Cauldron AI: Web Scraper Powered by LocalLLM

Demo
#

Cauldron AI in a nutshell
#

Cauldron is a GUI based desktop application which uses a blend of traditional scraping techniques with LocalLLM to extract useful information from websites.

The Motivation
#

Sometimes you may want to run ad hoc scraping jobs on a relatively small scale to make things more efficient than manual research.

Often I’m doing this for small hobby projects and can’t justify outsourcing such jobs to Fiverr, or paying a premium for a cloud-based scraping platform.

Also, I’m a tinkerer. I’m happy to spend some time up front trying to automate a process so I can do less of the mindless work later. Traditional scraping works well, but for my use case, even if I may be looking for similar types of information, I’m often sourcing it from a wide range of different websites which have no consistent structure.

The idea
#

I’d recently came across the concept of LocalLLMs and Ollama and the seed was planted… can I grab the content of my target webpage, then use LLM to mine the information I need and capture it in a structured format, say a CSV.

The answer: yes, but with some caveats.

The implementation
#

Partly to challenge myself and try something new I decided to make this a desktop app, using Tkinter (Python’s de facto GUI library).
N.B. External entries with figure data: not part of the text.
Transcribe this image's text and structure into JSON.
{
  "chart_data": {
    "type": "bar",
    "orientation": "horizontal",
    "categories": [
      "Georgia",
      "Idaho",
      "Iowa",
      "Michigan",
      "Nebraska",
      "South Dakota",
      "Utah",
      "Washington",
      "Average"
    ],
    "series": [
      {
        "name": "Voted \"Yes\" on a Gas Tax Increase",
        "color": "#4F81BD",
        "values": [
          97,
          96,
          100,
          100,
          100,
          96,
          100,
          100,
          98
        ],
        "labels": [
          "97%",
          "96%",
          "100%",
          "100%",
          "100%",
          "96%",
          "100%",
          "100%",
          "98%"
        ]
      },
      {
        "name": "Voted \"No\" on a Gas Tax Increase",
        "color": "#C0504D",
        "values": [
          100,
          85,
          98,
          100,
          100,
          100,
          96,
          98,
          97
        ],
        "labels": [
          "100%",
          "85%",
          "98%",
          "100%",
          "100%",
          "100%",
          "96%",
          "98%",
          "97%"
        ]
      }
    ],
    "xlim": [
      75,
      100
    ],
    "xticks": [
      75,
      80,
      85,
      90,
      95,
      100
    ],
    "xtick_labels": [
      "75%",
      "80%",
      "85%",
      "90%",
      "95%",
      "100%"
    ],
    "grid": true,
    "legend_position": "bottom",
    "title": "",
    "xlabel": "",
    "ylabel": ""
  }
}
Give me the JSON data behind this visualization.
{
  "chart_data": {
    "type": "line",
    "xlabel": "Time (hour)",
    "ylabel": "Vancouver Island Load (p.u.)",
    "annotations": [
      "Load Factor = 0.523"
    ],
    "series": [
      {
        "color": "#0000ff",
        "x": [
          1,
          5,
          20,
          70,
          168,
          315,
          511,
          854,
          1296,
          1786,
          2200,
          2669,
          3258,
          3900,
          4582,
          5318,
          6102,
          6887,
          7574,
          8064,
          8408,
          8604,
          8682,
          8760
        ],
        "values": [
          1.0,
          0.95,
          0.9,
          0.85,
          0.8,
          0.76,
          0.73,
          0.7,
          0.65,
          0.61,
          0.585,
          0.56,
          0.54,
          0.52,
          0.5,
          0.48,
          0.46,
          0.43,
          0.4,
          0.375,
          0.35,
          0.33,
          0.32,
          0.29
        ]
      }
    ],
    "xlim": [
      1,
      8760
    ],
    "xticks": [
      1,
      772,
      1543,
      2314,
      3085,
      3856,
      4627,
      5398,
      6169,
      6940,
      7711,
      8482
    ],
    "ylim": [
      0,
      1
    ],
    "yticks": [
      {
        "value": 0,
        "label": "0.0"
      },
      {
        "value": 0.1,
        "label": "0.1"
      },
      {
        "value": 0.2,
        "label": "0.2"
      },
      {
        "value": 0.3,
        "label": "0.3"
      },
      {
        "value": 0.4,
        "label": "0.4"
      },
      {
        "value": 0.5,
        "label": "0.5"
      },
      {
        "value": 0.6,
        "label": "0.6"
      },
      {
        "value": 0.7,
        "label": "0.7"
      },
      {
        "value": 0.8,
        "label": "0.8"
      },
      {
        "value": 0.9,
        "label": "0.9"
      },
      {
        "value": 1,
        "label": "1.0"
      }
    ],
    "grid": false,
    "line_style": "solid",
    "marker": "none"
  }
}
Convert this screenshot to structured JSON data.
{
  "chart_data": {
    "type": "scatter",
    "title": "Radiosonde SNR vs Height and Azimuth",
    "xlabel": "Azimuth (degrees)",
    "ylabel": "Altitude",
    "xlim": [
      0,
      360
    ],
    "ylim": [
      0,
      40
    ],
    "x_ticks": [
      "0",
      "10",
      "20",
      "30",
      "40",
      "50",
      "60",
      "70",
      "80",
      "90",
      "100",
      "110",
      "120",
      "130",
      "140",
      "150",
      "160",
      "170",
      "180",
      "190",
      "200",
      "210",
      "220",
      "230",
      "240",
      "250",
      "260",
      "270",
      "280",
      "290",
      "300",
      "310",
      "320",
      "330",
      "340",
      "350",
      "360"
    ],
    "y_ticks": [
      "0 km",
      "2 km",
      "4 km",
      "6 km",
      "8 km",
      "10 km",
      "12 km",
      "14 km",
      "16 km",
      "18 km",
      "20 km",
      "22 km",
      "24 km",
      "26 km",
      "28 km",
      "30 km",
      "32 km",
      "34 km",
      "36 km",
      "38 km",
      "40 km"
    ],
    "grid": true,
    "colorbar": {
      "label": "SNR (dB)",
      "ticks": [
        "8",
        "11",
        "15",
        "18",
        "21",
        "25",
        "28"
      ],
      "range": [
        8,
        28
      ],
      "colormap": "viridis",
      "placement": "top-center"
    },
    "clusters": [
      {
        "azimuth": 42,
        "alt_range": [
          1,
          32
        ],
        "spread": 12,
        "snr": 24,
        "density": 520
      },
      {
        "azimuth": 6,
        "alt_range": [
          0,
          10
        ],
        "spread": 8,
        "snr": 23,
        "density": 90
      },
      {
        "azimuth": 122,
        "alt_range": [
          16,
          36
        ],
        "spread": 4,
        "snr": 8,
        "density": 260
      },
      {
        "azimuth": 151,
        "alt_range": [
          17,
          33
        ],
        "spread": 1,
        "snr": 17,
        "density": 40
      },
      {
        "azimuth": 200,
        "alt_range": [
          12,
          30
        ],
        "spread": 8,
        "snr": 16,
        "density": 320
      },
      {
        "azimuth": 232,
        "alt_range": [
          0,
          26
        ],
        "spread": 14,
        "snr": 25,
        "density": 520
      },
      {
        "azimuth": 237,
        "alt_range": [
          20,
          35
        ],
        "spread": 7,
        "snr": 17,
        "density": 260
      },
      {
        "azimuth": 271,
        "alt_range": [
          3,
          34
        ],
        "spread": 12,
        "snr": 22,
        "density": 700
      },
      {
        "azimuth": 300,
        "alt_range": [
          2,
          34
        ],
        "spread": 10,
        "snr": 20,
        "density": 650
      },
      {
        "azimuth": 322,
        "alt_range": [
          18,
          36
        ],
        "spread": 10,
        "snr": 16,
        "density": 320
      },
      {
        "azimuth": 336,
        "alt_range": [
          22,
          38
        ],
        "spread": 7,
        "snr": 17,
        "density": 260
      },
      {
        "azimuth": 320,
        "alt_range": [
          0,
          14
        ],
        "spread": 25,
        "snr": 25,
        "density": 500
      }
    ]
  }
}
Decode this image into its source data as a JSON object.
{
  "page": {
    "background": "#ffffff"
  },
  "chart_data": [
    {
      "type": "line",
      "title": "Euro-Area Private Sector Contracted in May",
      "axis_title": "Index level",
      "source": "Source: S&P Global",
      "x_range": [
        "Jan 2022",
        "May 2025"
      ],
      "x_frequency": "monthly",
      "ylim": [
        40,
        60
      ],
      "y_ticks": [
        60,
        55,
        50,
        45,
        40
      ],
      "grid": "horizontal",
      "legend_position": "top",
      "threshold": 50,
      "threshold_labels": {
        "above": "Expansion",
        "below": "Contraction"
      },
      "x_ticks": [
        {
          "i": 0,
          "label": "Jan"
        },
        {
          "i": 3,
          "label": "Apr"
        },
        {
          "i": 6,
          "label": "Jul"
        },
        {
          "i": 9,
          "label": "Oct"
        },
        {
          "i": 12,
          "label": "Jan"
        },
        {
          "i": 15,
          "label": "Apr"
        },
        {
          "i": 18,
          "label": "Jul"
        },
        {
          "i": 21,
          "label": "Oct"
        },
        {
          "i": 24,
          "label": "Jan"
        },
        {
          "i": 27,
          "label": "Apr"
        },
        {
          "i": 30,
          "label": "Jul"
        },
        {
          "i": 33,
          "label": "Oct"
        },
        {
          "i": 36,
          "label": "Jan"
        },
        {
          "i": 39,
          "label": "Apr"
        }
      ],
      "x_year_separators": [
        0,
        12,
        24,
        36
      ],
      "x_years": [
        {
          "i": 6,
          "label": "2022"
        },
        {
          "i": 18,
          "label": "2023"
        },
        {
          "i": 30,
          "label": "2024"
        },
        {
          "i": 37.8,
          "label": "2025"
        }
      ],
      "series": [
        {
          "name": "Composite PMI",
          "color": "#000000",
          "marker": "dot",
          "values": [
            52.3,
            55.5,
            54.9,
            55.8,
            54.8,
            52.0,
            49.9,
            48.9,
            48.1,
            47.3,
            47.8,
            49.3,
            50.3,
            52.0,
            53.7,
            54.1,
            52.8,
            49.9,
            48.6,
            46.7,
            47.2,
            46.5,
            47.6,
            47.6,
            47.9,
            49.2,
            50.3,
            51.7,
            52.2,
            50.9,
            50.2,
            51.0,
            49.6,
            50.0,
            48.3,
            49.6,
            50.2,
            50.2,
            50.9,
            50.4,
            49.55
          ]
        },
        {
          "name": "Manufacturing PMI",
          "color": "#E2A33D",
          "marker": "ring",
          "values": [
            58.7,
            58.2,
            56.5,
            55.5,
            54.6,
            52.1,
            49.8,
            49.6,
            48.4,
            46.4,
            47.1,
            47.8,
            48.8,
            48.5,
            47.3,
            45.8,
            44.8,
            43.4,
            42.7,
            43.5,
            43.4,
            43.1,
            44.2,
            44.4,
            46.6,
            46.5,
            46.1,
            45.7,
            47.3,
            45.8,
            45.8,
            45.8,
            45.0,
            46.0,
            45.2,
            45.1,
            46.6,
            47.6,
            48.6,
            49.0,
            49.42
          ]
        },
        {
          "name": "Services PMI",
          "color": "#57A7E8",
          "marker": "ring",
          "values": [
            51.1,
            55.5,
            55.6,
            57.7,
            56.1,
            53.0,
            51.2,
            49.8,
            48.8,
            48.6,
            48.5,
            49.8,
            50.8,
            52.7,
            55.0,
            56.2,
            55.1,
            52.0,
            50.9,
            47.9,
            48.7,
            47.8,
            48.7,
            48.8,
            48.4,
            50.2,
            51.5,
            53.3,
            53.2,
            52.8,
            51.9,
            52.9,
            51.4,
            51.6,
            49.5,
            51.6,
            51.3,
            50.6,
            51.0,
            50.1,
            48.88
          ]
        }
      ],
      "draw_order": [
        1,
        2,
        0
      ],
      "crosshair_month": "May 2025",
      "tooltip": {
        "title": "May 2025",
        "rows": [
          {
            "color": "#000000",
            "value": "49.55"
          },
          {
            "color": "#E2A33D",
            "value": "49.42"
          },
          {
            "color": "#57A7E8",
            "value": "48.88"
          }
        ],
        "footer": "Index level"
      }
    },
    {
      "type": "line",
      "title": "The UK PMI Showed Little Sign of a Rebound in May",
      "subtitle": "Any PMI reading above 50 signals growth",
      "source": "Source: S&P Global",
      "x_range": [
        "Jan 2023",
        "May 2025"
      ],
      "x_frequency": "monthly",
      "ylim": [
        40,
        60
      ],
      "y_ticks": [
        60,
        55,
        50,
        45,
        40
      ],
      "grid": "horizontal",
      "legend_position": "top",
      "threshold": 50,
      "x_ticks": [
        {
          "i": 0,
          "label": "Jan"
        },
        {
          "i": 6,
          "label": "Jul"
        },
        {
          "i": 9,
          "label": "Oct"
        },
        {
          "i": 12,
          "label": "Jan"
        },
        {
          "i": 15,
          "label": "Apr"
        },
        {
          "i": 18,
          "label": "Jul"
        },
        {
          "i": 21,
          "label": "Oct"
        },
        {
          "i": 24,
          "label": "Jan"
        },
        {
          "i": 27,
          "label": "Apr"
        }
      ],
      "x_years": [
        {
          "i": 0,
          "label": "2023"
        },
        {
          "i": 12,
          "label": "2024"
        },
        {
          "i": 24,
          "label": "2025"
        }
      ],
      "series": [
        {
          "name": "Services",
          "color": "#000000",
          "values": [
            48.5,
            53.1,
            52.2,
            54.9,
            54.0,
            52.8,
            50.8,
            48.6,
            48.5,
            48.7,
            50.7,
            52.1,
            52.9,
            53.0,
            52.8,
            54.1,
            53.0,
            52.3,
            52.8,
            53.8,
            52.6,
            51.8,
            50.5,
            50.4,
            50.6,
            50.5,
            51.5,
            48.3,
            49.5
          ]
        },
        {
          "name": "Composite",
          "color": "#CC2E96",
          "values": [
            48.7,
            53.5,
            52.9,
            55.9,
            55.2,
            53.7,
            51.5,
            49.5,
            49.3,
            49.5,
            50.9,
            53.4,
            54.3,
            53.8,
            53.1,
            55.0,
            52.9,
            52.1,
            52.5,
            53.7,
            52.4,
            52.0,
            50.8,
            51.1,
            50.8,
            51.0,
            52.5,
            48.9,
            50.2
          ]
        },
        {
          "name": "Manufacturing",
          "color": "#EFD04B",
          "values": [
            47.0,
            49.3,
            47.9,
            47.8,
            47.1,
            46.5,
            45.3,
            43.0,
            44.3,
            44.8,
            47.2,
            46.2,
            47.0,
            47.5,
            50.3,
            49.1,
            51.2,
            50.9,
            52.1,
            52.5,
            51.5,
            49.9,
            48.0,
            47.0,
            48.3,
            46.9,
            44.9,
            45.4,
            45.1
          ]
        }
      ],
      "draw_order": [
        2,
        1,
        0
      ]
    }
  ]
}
  • The GUI consisted of a simple 3 stage configuration, which would determine the scraping job which was ultimately run.
  • Beautiful soup 4 to grab the HTML content
  • Passed it into Qwen 2.5 via Ollama with a carefully crafted system prompt
  • The output was stored in a table and once it had iterated through all of the websites, the final table was exported to a CSV

The problems and my workarounds / thoughts
#

Some of the key issues I faced include:

  • Large webpages exceeding the context window. This would break the system prompt and cause the data to be returned in the wrong format
    • Solution: Increase the context window as far as possible while trying to avoid response degradation.
    • For a more robust solution, I could look to chunk the pages when it exceeded the maximum context size. This was overkill for my use case and I decided I can accept errors on those pages (this was not a super frequent problem for the sorts of websites I was interested in)
  • The exact webpage not containing the target data
    • Solution: a smart search mode, which first checked the available links from the nav bar, and used an initial prompt to check the 3 most likely pages to contain each item of target data
    • In a more robust solution, I would have used the sitemap to more reliably check the available pages. But this was overkill for my use case
  • Excessively long time to run a large number of websites using the most complex settings
    • This was ultimately the trade off of using my LocalLLM solution, so while I could optimise it further, I would always be bottlenecked by the LLM approach. This can be somewhat offset by using the right mode for certain types of jobs
      • The exact webpage mode worked very efficiently. The smart search mode described above, was MUCH more thorough, but would exponentially increase the runtime
      • For large batches exact webpage was feasible. For small batches requiring more thorough searches, smart search was more effective

Conclusion
#

This was a great project to learn about LocalLLMs; packaging a local python application with large dependencies; desktop GUI design; and much more. The use case for Cauldron AI in its current state is fairly limited, but I can see it being useful for the odd bit of niche research/scraping in the future.

It was also interesting to learn about proxies and how to responsibly crawl websites, ensuring to check robots.txt and honour them. I decided not to open source this particular project due to the risk of it being modified and used for nefarious means.